Il faisait d’abord le projet d’un long voyage en Orient, voulant traverser toute l’Afrique du Nord, l’Arabie Saoudite et aller jusqu’à Jérusalem, où il pensait se retrouver avec un médecin qu’il avait connu dans le Sud-Oranais.

Il demande à son ami de lycée, Gabriel Tourdes, de lui procurer un tas de livres pour se préparer à ce voyage.  « …tu comprends que ce serait dommage de faire d’aussi beaux voyages, bêtement et en simple touriste : je veux les faire sérieusement… 4

Mais subitement il change son projet : il ne veut plus aller en Orient, mais en direction opposé :

au Maroc pour un voyage d’exploration.

Pourquoi ce changement ? On retrouve son goût de l’aventure, son caractère fier avec ce projet extrêmement ambitieux de faire quelque chose que personne n’a encore pu faire avant lui.

C’est peut-être qu’après une jeunesse et un parcours très tourmentés il a soif de combler un vide par une expérience forte, soif de se risquer sans mesure, soif de réussir son projet personnel. Finalement soif de l’absolu.

Et nous le verrons, il fallait absolument aller jusqu’au bout ! A sa sœur, Marie qui en janvier 1884 s’inquiète et le demande de revenir en France, il répond : « Quand on part en disant qu’on va faire quelque chose, il ne faut pas revenir sans l’avoir faite 5

Une aventure dangereuse

Explorer le Maroc, pays qui jusque-là était inconnu en grande partie, n’était pas possible pour un Européen sans risquer sa vie. Seulement certaines zones étaient accessibles aux Européens.

D’une part il y avait le « Bled al Maghzen » – pays avec des populations soumises au sultan et d’autre part le « Bled es -Siba » – pays où l’autorité du sultan était contestée par des tribus insoumises qui représentait 5/6 du pays.

La préparation du voyage

A partir de juin 1882, donc à 24 ans, Charles de Foucauld se prépare à la Bibliothèque d’Alger, aidé des meilleurs spécialistes de l’époque, comme Mac Carthy et le grand explorateur Henri Duveyrier, pendant une année pour ce voyage d’exploration avec des études acharnées dans plusieurs domaines scientifiques comme la géographie, la géologie, la cartographie, l’histoire et il étudie aussi l’arabe et l’hébreu (mais pas le berbère).

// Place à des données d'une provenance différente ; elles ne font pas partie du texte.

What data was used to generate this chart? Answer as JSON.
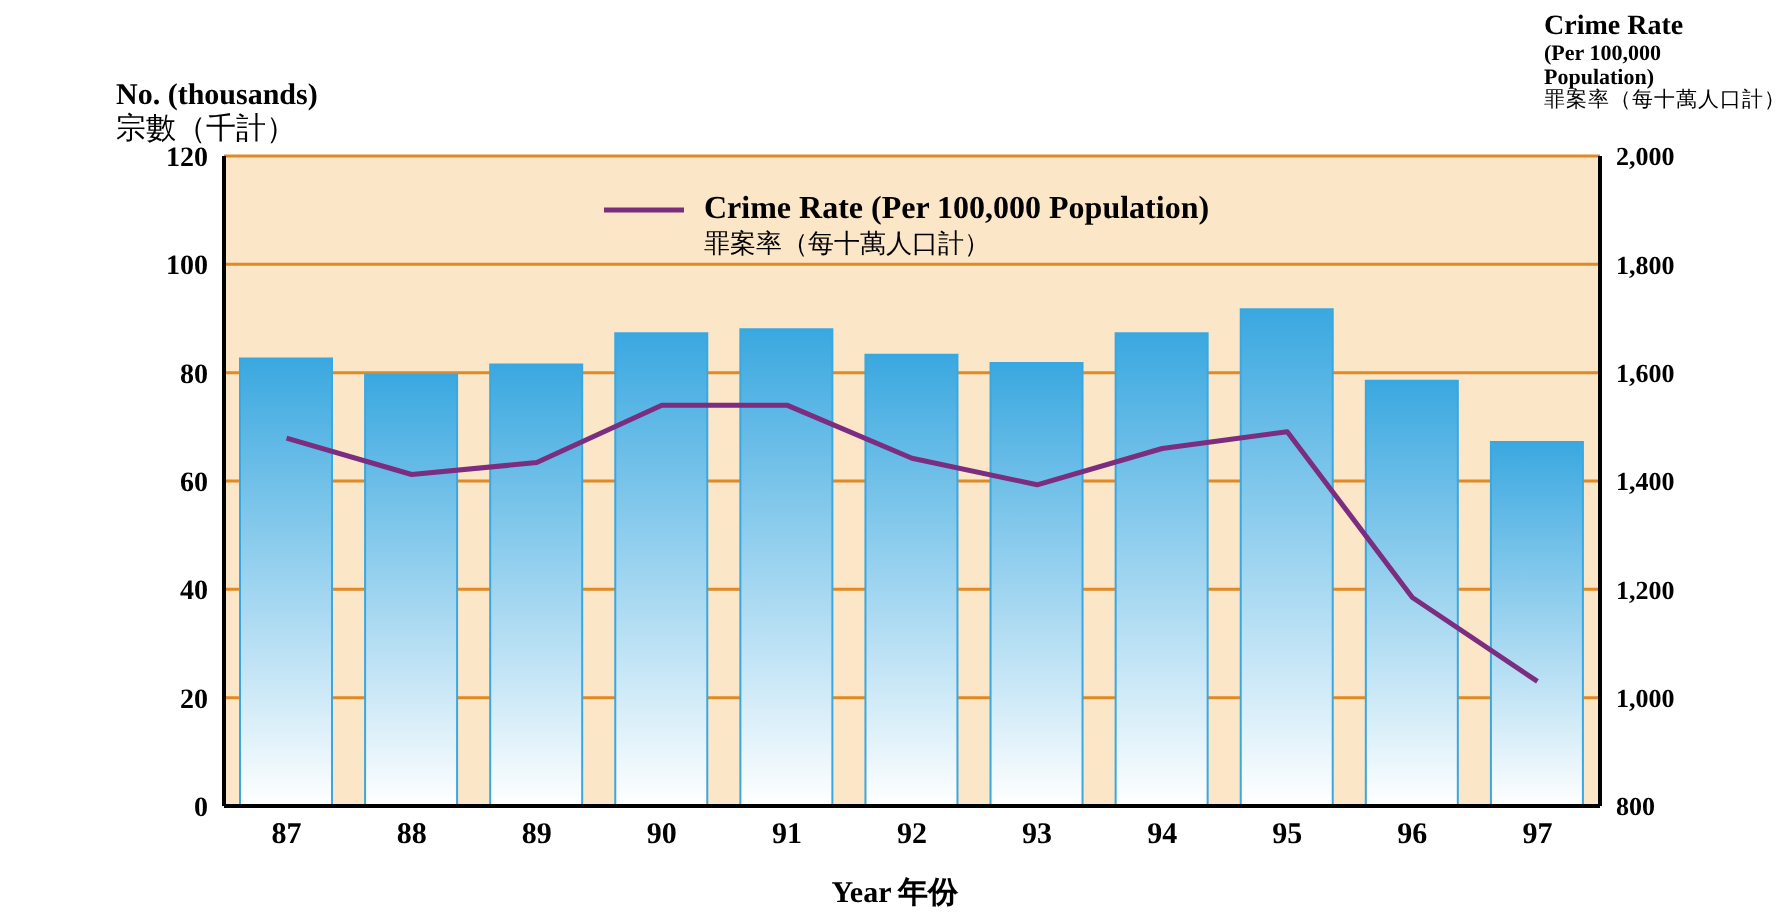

Lui qui autrefois était considéré comme un fainéant s’est fait un tableau de travail dont il dit : « …je l’ai horriblement chargé : il marque le commencement du travail à 7 heures du matin, et la fin à minuit, avec 2 interruptions d’une demi-heure pour le repas- tout le reste est divisé en petits cours : l’arabe a ses heures, l’histoire, la géographie ont la leur, et ainsi de suite. Quant à la correspondance, … je l’ai donc reléguée, au moment où le travail était fini, à minuit. Mais quand j’arrive à ces heures -là, …j’ai grandement sommeil… »6

Il y a donc un certain excès, un trait de sa personnalité qu’il gardera toute sa vie et qui deviendra un « excès dans l’amour ».

Charles de Foucauld finance ce projet personnel entièrement par sa fortune personnelle et celle de sa famille, ou plutôt avec ce qui lui en restait, car dans sa jeunesse il avait déjà dilapidé une bonne partie de son héritage, ce qui lui a valu d’avoir un conseil judiciaire.

Il aura d’ailleurs quelques soucis financiers au cours de route à cause des vols successifs. Arrivé au Grand Sud il devra faire un grand détour jusqu’à Mogador (Essaouira) pour se procurer de l’argent – et puis au retour à cause du pillage par deux hommes qui étaient sensés de l’escorter, et il sera obligé de vendre ses mulets pour pouvoir aller jusqu’au bout à la frontière algérienne.

Voyager en juif déguisé avec un guide juif marocain

La population qu’il rencontre au Maroc était en grande majorité musulmane, mais il y avait aussi des nombreuses communautés juives.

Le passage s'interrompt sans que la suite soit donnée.